A group of mountain bikers represented some of the few other people on the trail.
By James Kinneen
Hometown Weekly Reporter
The last time I was in the parking lot of the Hanlon School, I was covering the Little League parade about a year ago. That event feels like it was a decade ago. Now, there are no more parades, no Little League, and no school. On Saturday, the parking lot was a ghost town.
On an unseasonably hot afternoon, I headed to the school to do a loop around the Mulvehill conservation area and see if anyone else was taking advantage of the weather. Surprisingly, not many people were.
Heading out, there are inspirational, painted rocks everywhere. This has become a common thing in every neighborhood, where kids paint words like “hope” or “thank you healthcare workers” on little stones and hide them along local trails. The funny thing is, the other message (as related via signs all over the trees) was that there have been coyotes spotted in the area, so dogs need to be kept on leashes. Together, they combined into a bit of an odd message: live, laugh, love, but seriously - keep the dog on a leash, or it will get eaten by a coyote.
While I didn’t’ see any coyotes, I did see a ton of snakes. Because it was so warm out, oftentimes you would walk by a sunning rock and hear the snake take off through the brush. It was scary at first, until I picked up a long stick and started banging it in front of me, giving them ample time to get away without us having to meet.

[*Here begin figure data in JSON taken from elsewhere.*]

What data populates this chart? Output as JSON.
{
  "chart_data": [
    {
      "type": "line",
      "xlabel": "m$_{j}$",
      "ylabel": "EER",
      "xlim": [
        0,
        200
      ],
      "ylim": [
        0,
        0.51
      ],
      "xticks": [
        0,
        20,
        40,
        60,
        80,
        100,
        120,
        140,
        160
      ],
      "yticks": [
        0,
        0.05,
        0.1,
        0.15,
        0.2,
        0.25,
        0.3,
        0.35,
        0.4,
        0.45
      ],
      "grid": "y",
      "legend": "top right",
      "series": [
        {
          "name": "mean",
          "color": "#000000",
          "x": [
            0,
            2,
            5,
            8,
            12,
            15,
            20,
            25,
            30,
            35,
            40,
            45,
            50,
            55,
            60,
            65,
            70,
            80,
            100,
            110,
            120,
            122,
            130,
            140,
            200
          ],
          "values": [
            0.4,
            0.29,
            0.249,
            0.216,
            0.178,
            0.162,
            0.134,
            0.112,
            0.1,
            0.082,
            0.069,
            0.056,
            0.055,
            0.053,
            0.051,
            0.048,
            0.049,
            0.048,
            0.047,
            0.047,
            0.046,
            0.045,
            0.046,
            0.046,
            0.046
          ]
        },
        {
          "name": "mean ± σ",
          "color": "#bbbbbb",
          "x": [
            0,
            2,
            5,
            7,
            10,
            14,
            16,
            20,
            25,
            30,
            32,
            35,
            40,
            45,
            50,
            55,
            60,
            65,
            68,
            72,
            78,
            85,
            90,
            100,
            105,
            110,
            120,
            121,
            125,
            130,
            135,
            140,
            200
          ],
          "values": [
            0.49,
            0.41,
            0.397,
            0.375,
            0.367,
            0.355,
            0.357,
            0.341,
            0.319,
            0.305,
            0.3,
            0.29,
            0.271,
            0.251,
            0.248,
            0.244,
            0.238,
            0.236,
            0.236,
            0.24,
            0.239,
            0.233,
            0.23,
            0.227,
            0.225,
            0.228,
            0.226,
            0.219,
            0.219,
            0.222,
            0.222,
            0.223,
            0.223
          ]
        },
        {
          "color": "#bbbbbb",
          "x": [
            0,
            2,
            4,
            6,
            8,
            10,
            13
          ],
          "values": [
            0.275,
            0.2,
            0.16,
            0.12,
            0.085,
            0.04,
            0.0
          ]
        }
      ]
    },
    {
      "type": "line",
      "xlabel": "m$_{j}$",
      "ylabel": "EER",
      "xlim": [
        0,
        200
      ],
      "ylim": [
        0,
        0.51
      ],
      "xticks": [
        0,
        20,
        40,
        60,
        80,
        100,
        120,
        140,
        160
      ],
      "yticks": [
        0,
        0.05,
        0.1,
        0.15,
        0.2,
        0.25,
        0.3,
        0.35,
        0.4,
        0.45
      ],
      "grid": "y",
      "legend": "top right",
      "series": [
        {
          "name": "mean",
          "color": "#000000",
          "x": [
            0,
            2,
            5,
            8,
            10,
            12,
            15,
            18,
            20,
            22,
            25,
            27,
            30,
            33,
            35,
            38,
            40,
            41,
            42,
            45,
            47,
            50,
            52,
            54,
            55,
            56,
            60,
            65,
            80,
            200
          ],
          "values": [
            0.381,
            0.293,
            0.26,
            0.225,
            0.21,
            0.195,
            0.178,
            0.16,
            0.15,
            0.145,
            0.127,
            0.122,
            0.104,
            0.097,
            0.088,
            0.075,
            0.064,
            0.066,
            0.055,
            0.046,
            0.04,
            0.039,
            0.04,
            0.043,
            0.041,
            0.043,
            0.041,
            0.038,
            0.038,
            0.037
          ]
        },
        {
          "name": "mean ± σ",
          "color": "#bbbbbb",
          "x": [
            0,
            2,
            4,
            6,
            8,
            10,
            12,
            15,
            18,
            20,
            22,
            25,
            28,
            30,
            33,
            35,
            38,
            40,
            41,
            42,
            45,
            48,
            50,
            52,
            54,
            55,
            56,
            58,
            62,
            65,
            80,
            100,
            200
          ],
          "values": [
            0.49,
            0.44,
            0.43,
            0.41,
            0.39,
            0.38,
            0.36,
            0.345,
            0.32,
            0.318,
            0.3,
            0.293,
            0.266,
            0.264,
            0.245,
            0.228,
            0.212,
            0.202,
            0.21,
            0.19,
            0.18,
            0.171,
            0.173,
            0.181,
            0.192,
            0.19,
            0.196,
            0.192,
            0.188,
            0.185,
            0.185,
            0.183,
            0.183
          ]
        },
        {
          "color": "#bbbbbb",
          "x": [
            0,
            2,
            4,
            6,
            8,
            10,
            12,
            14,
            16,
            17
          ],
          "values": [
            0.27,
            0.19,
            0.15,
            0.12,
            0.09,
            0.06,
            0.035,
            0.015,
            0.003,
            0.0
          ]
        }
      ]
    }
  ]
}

Those snakes better have been looking out, though, because the few people I saw on the tail were moving very quickly. One jogger and a group of mountain bikers were the only people on the trail other than me, leading up to the bridge. Somebody had been out there, though, because there were a bunch of places where rocks had been balanced on top of each other. These are called rock cairns and are apparently quite controversial in the hiking world. While they’ve historically been used to show hikers they’re going the right way, many scientists want people to stop making them, because insects and small animals depend on these rocks, and hikers are unintentionally destroying their habitats.
After crossing the bridge, I made my way down the trail leading to Sandy Valley Road. There, I ran into many people, including a large family that was going on a picnic. When I asked to take their picture, the group pushed a girl and her father ahead, saying that she’s from Westwood and is graduating this year.
I wouldn’t recommend the path that I took, because walking from the end of Sandy Valley Road back to the Hanlon School is a bit treacherous. There are a couple of spots where there is no sidewalk, and you have to walk along the road, which has some blind spots around turns. The cars are also moving very quickly, so it’s a little bit scary.
Hopefully the next time I’m at Hanlon School, I’ll be covering a concert, or a spelling bee. But until that day comes, if you’re looking to get outdoors on a trail that won’t bee too crowded, the Mulvehill conservation area should work for you.